Nova discussão e resolveu-se não aproveitar as vísceras e apenas o músculo. Assim se comeu carne assada sem problema de maior. Quando esta acabou voltou-se ao atum aos enlatados,  tudo coisas que já escasseavam mas o pessoal andava triste com a falta dos fins de tarde taurinos. Então o Cabeceiras foi ter com o alferes Mata e disse-lhe:

- Meu alferes, a malta anda tão triste que se quiser e autorizar eu faço de vaca pois guardei os... cornos.

E assim de conseguiram mais uns fins de tarde…

Felizmente com a redistribuição das Forças no terreno, iniciada pelo brig Spínola, foi a Ponta do Inglês evacuada sem problemas em 7 e 8 de Outubro de 1968, pondo-se fim ao disparate da sua existência. 

Há uma enorme falta de informação (para mim) sobre a evacuação da Ponta do Inglês; nem na história do BART 1904, nem na da CART 1746, apenas é mencionada a data em que se efectuou. 

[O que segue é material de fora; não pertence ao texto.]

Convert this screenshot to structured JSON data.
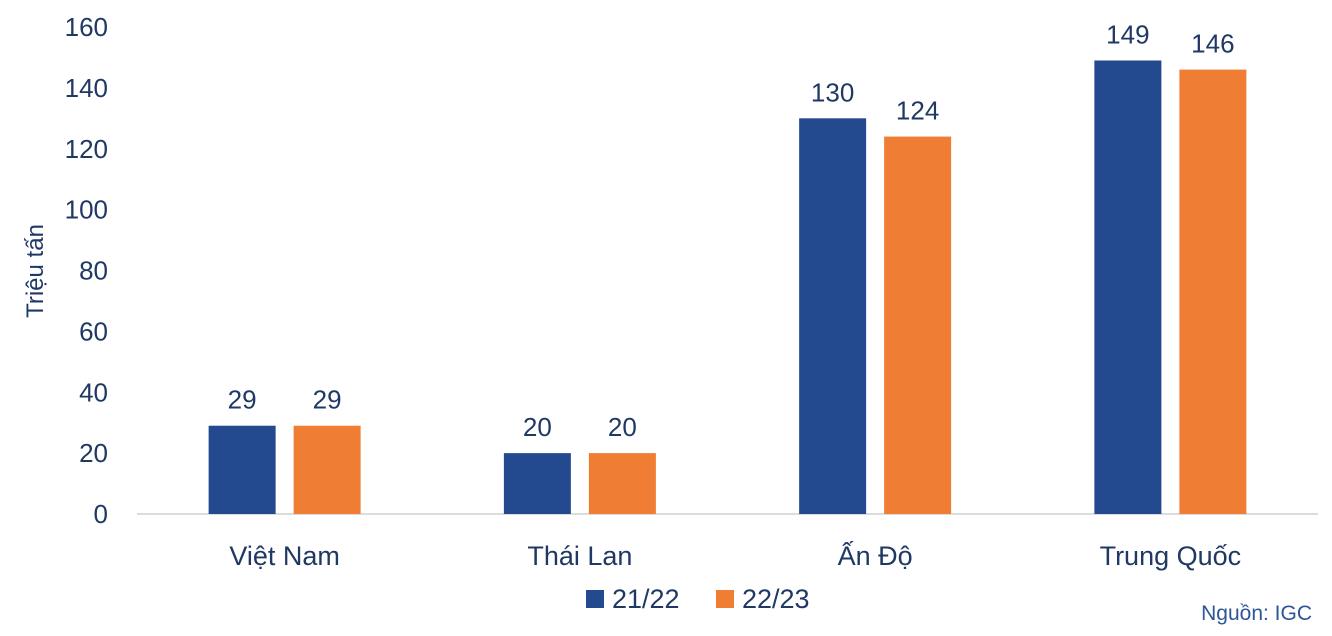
{
  "chart_data": {
    "type": "bar",
    "title": "",
    "xlabel": "",
    "ylabel": "Triệu tấn",
    "ylim": [
      0,
      160
    ],
    "yticks": [
      0,
      20,
      40,
      60,
      80,
      100,
      120,
      140,
      160
    ],
    "categories": [
      "Việt Nam",
      "Thái Lan",
      "Ấn Độ",
      "Trung Quốc"
    ],
    "series": [
      {
        "name": "21/22",
        "color": "#234a8e",
        "values": [
          29,
          20,
          130,
          149
        ]
      },
      {
        "name": "22/23",
        "color": "#ef7d33",
        "values": [
          29,
          20,
          124,
          146
        ]
      }
    ],
    "legend_position": "bottom",
    "grid": false,
    "data_labels": true
  },
  "source": "Nguồn: IGC"
}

Tenho ideia que,  para além do pelotão da CART  1746,  da secção  de Morteiros e do pelotáo de milícia,  estiveram na Ponta do Inglês pessoal de outras unidades a montar segurança (mas quais?) enquanto o pessoal carregava a barcaça Bor de todo o material e bagagem da rapaziada. Estivemos nas imediações da Ponta Varela a assegurar a passagem da Bor a caminho de Bambadinca. Foi uma operação, para mim sem nome, que envolveu mais meios que não recordo.

Segundo informação de oficiais do BART 1904, o brig Spínola com o respectivo séquito aterrou na Ponta do Inglês, já ia adiantado o carregamento da Bor, mandando evacuar a segurança, depois de se ter armadilhado o que estava determinado... Só depois reparou que já não havia segurança nenhuma e que ele e os outros oficiais que o acompanhavam tinham ficado, como hei-de dizer, abandonados na margem do Corubal com o pessoal do ou dos helis a chamá-los quando se aperceberam da situação.

O pelotão da Cart 1746 chegou ao Xime sem problemas e todos tivemos uma enorme alegria por voltarmos a estar juntos. ....E na verdade o que vos doi... É que não queremos ser heróis (Fausto).

António Vaz (2012) (****)

(Revisão / fixação de texto, título: LG)

_________

Notas do editor LG:

(*) Vd poste de 4 de novembro de 2025 > Guiné 61/74 - P27384: A nossa guerra... a petromax (1): Quem é que ainda se lembra dos candeiros a petróleo ? Em 1964, em Guileje, Gadamael, Ganturé, Sangonhá, Cacoca, Cameconde... Em 1967/68, em Ponate, Banjara, Cantacunda, Sare Banda, Ponta do Inglês...

(**) O que diz a CECA (2015):

(...) Em 19 e 20Jan65, realizou-se a operação "Farol",para ocupação e instalação dum aquartelamento na Ponta do Inglês. 

O ln emboscou as NT, sofreu baixas não estimadas e foram capturadas granadas de mão e de lança-granadas foguete. 

Em 20Jan, forças da CCaç 526 e CCav 678, durante um reconhecimento na área Ponta do Inglês - Buruntoni, destruíram um acampamento com 15 casas a cerca de 600 metros a sul da antiga tabanca da Ponta do Inglês, tendo capturado diversas munições; encontraram alguns abrigos no lado sul da Ponta do Inglês-Xime, no local da emboscada feita às NT em 19 e destruíram 2 casas a leste de Ponta do Inglês. (...)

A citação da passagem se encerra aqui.